Sylvain CharleboisIf anyone was still looking for signs that the power play between food brands and consumers is shifting, they got it last week.

Kraft Heinz Co. – the owner of major brands we’ve all bought for years like Oscar Mayer, Jell-O, Kool-Aid and Kraft Dinner – announced that it’s writing off US$15.4 billion worth of intangible assets.

Essentially, buyers overpaid for Kraft a few years ago. As a result, the company lost more than US$12.6 billion in the last fiscal year.

To make matters worse, the company is the subject of a U.S. Securities and Exchange Commission investigation.

Essentially, the company’s management expects its portfolio of brands to generate 25 per cent less in future earnings than it did just a few months ago. That’s a big drop in sales – and represents a lot of food.

To put this into perspective, more than US$12.6 billion worth of food at wholesale represents about 20 per cent of all the food bought at retail in Canada over a year.

Several reports hint at the decline of sales in the centre section of the supermarket – essentially, consumers are avoiding major national brands. And most of Kraft Heinz’s products are sold in that area of the food store.

It’s no secret that much of the business that traditionally went to food multinationals is going elsewhere. And companies like General Mills, Conagra, Hershey and Mondelez have adapted by acquiring health food manufacturers or changing their own products to make them more natural.

But the focus at Kraft Heinz has been on other issues.

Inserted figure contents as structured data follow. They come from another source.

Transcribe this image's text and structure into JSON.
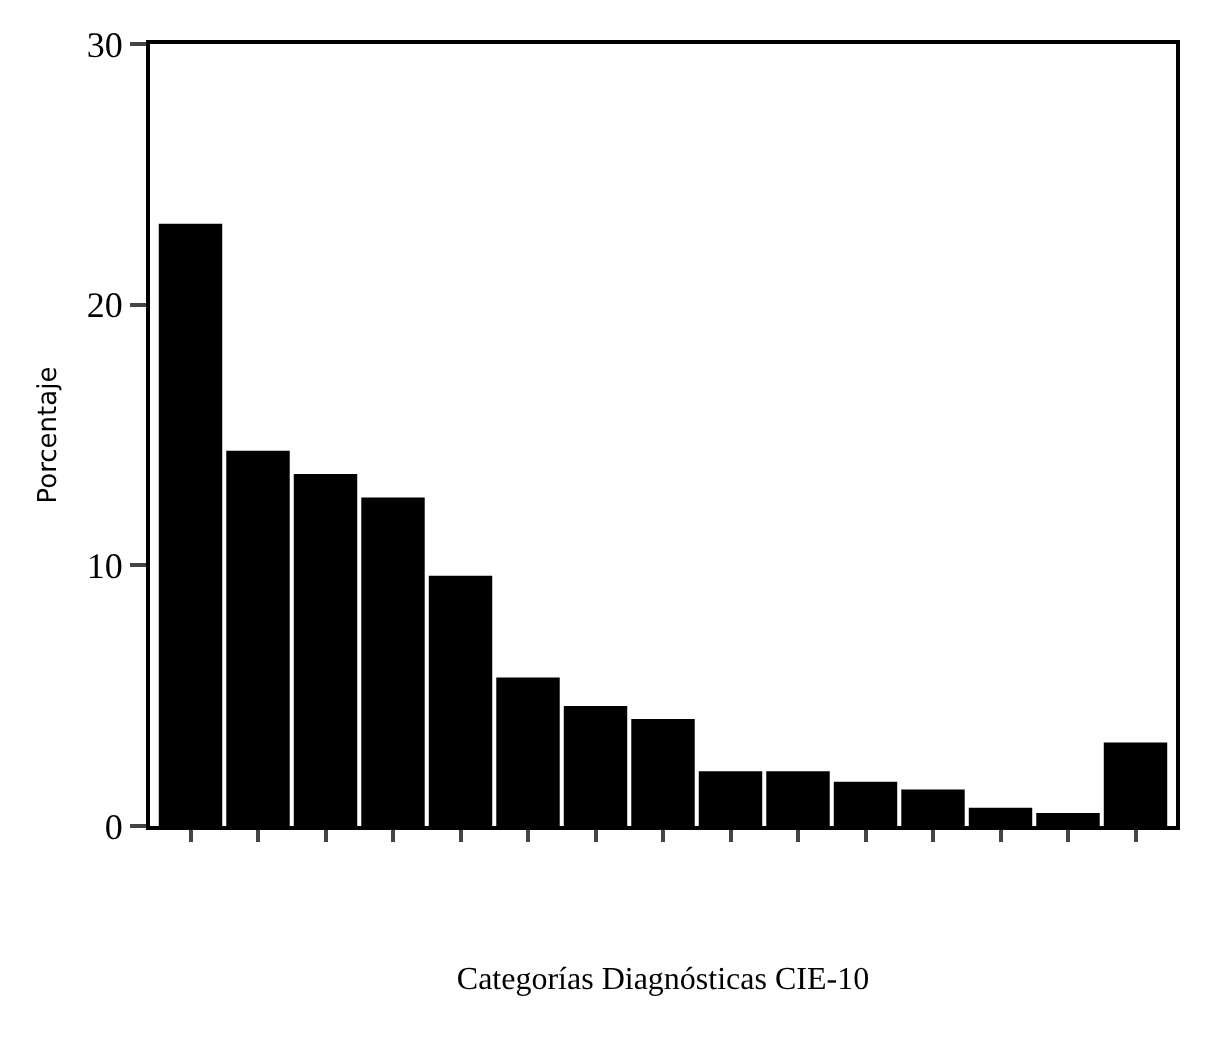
{
  "chart_data": {
    "type": "bar",
    "xlabel": "Categorías Diagnósticas CIE-10",
    "ylabel": "Porcentaje",
    "categories": [
      null,
      null,
      null,
      null,
      null,
      null,
      null,
      null,
      null,
      null,
      null,
      null,
      null,
      null,
      null
    ],
    "values": [
      23.1,
      14.4,
      13.5,
      12.6,
      9.6,
      5.7,
      4.6,
      4.1,
      2.1,
      2.1,
      1.7,
      1.4,
      0.7,
      0.5,
      3.2
    ],
    "color": "#000000",
    "ylim": [
      0,
      30
    ],
    "yticks": [
      0,
      10,
      20,
      30
    ],
    "grid": false,
    "legend": false
  }
}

Over the past decade or so, Brazilian giant 3G Capital has deployed ruthless cost-cutting measures to raise profits at Anheuser-Busch InBev, Burger King, Tim Hortons and Kraft Heinz. It’s used a method called zero-based budgeting, which requires that each expenditure be justified every year. That’s opposed to the traditional approach of adding a couple of percentage points to the previous year’s line items.

It was drastic but it worked – until now. Since the Kraft Heinz merger in 2015, most of the profits have come from cost-cutting measures.

Most spectacular is what happened to the Kraft Heinz marketing budget. The company, controlled by 3G Capital and Warren Buffett’s Berkshire Hathaway, is spending $1 billion less in advertising a year compared to 2015.

Kraft Heinz has also been combatting steep transportation and commodity costs. But some shareholders believe less marketing has led to brand equity erosion.

Over the last two years, Kraft Heinz shares have dropped by 60 per cent and the brand is now worth barely half of what it was in 2015, when Kraft and Heinz were united.

What the company may be realizing is that cutting costs without prejudice is no longer enough. It will need to make a case for its brands through more marketing or by reformulating recipes.

Regardless, Kraft Heinz will need to spend more, which is counterintuitive to management. And the anti-inflationary environment isn’t helping.

Amazon’s Whole Foods, Walmart, Costco and Target in the U.S. are all keeping processed food prices at historically low levels. There’s not much room, then, for Kraft Heinz to increase prices to support margins.

And given that grocers have all the data, they’re calling the shots and putting more pressure on vendors like Kraft Heinz.

Private labels are also a priority for many grocers, making access to shelf space a larger issue. For example, sales of Costco’s private label Kirkland reached US$39 billion last year in a little over 700 retail outlets. That’s 70 per cent more than Kraft Heinz’s total sales during the same period.

As a backdrop to all of this is the moralistic view of today’s public health regulators.

Regulators, including Health Canada, are becoming more vocal and explicit about the perils of processed foods. This is a nightmare for companies like Kraft Heinz that have to navigate through a sea of growing public skepticism about their brands.

For decades, these behemoth companies have made millions by selling us convenient products that became part of our way of life. But today’s consumers – especially younger ones – want something different. Brands don’t mean much unless the company serves a larger, holistic purpose. The environment, health and other societal issues are important to consumers.

So Kraft Heinz and many other processed food giants are in trouble unless they respond with good strategies.

But perhaps what’s most shocking is the lack of foresight from Buffett, who was involved in the creation of the company. The Kraft Heinz experiment shows that the billionaire’s investment philosophy is vulnerable to sudden shifts in consumer trends.

If Buffett got it wrong, there’s likely not much hope for the rest of us. The North American marketplace’s unpredictability is the new normal.

Dr. Sylvain Charlebois is senior director of the agri-food analytics lab and a professor in food distribution and policy at Dalhousie University.